J'ai su déchiffrer à quatre ans des mots et des phrases de journaux dont le sens m'échappait totalement et n'ai pas été un lecteur précoce pour autant. Avant l'âge de dix ans, je dévorais essentiellement des bandes dessinées (sans trancher entre Tintin, Mickey et Spirou, pêle-mêle, de façon oecuménique). Des contes, des fables, des Jules Verne aussi, dans la grande édition illustrée de Hetzel. Quatre livres émergent de cette époque, Le Corsaire Triplex de Paul d'Ivoi, L'Île Rose de Charles Vildrac, les Contes Bleus de Édouard-René de Laboulaye et Les Vacances de la comtesse de Ségur. J'ignorais alors la dimension sadico-anale de la comtesse, laquelle ne m'apparut que bien plus tard avec Le Général Dourakine et surtout en retombant dans Les Vacances sur la mésaventure du chevalier qui rêve d'un trésor dans un château et défèque à l'endroit de la cachette pour la retrouver ensuite. Épisode étonnant, rarement cité, mais qui me frappa aussi vite que je l'occultai, jusqu'à ce que je me décide, à trente ans, à relire l'ouvrage pour comprendre ce qui mystérieusement m'obsédait en lui.
Entre dix et treize ans, tout mon horizon est pris par Alexandre Dumas et Maurice Leblanc, Le Comte de Monte-Cristo, L'Aiguille creuse, Le Bouchon de cristal . Première fascination pour des héros élégants, tour à tour généreux et impitoyables, justiciers inquiétants dont le magicien Mandrake de Lee Falk est le cousin mastroiannien dans les comics américains.

Mandrake
 

Stendhal dansant, par Alfred de Musset
Ces personnages orgueilleux, amoureux d'eux-mêmes plus que des femmes, préparent le terrain à celui qui hantera mon adolescence, Julien Sorel. À mon père qui me demandera un jour ce que j'estime de si admirable chez ce petit précepteur ambitieux, égoïste et criminel, je ne sais que répondre. La silhouette noire sur la couverture du Livre de Poche, peut-être. Je lis tout Stendhal entre quatorze et quinze ans, je sais par coeur des pages entières du Rouge et le noir . C'est le style de Stendhal qui m'a conquis à mon insu, ses tournures sèches, ses mots anglais, même si je me crois possédé par Julien Sorel comme je le suis à la même époque par Rimbaud, autre solitaire plus équivoque, incarnation parfaite du génie visionnaire tel que se le représente un adolescent : le verbe en explosion, une beauté de voyou, un trajet mythique.

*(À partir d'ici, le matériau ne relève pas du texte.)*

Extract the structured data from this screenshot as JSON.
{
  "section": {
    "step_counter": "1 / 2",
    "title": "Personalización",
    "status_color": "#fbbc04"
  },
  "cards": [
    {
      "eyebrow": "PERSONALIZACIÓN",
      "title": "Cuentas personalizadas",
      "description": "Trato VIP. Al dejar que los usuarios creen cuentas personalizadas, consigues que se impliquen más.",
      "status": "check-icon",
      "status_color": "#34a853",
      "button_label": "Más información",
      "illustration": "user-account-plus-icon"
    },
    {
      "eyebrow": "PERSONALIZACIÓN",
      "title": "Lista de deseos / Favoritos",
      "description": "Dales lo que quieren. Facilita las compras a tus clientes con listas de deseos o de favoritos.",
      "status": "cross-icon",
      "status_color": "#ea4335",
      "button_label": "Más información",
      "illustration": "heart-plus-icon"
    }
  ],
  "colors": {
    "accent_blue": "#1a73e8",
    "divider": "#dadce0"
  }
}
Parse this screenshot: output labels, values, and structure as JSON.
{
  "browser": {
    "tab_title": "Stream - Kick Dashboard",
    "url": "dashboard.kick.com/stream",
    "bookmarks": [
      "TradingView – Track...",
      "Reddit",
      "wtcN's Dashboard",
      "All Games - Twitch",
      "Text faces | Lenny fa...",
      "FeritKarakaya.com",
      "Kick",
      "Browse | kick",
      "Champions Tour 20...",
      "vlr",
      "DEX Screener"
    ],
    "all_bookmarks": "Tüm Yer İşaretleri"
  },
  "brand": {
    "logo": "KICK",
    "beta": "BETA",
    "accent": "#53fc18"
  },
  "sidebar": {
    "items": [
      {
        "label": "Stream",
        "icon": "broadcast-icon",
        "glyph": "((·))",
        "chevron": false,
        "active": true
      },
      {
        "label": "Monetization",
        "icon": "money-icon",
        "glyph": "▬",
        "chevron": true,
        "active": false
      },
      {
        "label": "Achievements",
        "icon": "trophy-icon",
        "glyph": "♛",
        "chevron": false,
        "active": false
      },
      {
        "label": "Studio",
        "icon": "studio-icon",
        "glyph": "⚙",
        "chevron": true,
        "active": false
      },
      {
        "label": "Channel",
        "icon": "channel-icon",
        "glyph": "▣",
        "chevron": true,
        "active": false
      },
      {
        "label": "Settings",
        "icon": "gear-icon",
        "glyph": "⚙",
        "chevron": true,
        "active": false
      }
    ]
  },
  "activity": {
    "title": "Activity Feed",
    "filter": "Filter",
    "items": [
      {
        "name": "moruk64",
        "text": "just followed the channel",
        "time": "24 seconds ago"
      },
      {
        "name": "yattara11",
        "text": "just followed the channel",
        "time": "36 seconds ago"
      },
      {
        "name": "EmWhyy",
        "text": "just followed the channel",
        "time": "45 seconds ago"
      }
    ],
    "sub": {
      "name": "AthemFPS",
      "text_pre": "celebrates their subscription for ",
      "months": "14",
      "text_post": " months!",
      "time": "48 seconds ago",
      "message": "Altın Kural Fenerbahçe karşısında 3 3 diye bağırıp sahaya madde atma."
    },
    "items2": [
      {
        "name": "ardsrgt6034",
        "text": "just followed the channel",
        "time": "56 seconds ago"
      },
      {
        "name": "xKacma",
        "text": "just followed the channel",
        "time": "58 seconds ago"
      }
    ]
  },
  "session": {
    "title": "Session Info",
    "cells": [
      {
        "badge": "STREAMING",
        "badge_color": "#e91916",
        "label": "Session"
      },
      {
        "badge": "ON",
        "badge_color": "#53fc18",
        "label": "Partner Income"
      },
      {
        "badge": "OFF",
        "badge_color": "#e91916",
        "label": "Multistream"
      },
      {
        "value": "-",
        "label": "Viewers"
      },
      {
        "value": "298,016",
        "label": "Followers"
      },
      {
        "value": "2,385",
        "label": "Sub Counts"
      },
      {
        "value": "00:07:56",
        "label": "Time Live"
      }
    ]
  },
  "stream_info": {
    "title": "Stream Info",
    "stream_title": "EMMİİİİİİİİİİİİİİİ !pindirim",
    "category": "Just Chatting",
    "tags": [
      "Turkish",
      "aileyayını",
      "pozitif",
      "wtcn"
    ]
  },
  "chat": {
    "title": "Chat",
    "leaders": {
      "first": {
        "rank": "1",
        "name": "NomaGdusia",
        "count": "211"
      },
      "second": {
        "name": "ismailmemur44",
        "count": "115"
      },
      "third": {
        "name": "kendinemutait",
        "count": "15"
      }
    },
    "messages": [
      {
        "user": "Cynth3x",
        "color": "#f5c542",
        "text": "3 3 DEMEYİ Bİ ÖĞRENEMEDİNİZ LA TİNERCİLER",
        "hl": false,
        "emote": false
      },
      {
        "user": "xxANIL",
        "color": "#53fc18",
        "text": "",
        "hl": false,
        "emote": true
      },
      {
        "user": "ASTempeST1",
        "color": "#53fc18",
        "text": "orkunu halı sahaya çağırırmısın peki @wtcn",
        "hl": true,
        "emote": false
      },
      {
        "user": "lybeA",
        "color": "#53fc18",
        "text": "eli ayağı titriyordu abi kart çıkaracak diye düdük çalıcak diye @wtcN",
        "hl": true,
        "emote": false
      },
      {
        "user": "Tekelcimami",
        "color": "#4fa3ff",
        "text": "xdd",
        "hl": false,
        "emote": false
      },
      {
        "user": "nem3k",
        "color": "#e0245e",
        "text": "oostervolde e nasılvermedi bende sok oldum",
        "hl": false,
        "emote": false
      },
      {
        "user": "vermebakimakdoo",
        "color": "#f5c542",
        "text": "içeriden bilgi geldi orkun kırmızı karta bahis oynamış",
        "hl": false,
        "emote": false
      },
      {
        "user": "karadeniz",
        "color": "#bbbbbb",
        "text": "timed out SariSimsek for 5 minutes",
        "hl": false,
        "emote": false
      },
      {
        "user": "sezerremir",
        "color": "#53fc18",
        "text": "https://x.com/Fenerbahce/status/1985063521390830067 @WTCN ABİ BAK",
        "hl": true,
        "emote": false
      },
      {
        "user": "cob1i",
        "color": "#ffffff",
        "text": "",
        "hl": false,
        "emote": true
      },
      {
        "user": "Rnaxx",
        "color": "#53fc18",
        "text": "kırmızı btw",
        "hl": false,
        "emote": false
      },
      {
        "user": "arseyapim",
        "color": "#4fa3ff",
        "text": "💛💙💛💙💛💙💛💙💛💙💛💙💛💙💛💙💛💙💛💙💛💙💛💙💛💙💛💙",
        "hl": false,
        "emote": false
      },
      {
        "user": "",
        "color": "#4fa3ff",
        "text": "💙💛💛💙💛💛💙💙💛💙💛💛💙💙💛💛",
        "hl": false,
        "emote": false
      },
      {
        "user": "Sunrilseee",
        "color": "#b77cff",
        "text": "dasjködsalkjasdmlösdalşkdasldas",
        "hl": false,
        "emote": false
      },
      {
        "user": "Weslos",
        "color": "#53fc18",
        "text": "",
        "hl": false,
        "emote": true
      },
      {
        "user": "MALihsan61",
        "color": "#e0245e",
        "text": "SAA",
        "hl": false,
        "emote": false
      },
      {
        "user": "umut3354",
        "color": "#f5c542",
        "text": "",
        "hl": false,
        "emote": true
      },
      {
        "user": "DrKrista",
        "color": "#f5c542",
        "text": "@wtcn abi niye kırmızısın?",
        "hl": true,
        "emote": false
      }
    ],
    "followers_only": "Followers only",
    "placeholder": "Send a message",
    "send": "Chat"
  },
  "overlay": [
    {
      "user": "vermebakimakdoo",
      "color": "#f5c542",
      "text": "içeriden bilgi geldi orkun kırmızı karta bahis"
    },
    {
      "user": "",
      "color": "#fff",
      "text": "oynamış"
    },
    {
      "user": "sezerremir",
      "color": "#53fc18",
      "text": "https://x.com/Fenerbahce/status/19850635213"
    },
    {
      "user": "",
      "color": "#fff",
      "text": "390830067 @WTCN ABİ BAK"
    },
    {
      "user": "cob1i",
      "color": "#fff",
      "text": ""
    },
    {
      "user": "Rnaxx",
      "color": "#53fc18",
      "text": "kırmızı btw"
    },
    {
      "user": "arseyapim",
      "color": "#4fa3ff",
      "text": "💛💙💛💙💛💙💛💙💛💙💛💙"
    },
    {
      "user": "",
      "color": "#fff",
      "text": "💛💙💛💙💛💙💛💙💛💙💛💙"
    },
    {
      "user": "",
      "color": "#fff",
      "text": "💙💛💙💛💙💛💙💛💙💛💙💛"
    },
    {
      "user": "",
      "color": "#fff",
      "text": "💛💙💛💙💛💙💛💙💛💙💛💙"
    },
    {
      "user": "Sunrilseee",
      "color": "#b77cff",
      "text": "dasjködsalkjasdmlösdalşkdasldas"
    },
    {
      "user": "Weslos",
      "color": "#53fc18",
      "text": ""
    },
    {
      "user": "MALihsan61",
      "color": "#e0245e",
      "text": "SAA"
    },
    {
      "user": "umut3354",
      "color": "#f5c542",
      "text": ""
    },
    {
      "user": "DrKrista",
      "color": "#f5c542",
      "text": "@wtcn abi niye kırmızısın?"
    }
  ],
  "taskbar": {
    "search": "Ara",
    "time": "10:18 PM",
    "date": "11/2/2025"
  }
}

Plusieurs fois, je croise en rêve Arthur Rimbaud dans Paris. La lecture de Gide aggrave mon cas - lui n'est pas équivoque, il avoue sans ambages - et m'apaise curieusement. Son côté vieux sage malin, vieux singe peu sage, est réconfortant. Il sent le soufre, mais il est couvert de gloire. Il inquiète en même temps qu'il autorise les fruits défendus. À quinze ans, j'aime ce monsieur qui m'aurait sûrement aimé.

Arthur Rimbaud

André Gide
C'est peu après que j'entre en religion avec Proust et Flaubert,   soumis à l'emprise de leur style, pour les mêmes raisons qui me les font relire aujourd'hui et qu'il est inutile de développer davantage. Je note cependant que la phrase de Proust, par ses enchâssements multiples, ses dévoilements successifs, fut pour moi à l'origine d'une passion de vingt ans que j'eus pour la psychanalyse.
Je cite ces auteurs sans vanité particulière. Ils furent des étoiles brillantes dans mon ciel et me tinrent compagnie, mais ce sont des pères sans fils et je ne pense pas avoir écrit une ligne qu'ils aient inspirée.
De quinze à vingt-cinq ans, j'eus d'autres parrains, tout aussi disparates. Cervantès et Pétrone, les inventeurs du roman. Diderot pour le plaisir décousu de la conversation et Sterne pour l'art de la digression infinie. Le Boulgakov du Maître et Marguerite , le Queneau du Chiendent et des Fleurs Bleues, pour leur manière de briser le canevas du récit et de court-circuiter la logique temporelle. Le Manuscrit trouvé à Saragosse de Potocki, lu après la vision du film de Wojciech Has, m'encouragea dans ce vertige du bizarre fastueux (totalement à contre-courant de la mode dominant le roman français), comme plus tard les romans sud-américains de l'ère du « boom » qui, eux, furent mieux accueillis. Nabokov m'enchanta plusieurs années par l'aristocratique affirmation de son désir. Et je n'ai pas fini de méditer sur le rébus de Gombrowicz dans Cosmos , avec sa lézarde au plafond et son rossignol pendu. En un mot, ces années de formation se firent autour d'étoiles contraires, inimitables, n'ayant pas toujours la faveur des Français, et me protégèrent des conforts du succès, des certitudes collectives, des pièges mortels de la répétition. Non sans amertume parfois, mais toute vie singulière est à ce prix - que remboursent assez largement, selon moi, les deniers invisibles de la liberté.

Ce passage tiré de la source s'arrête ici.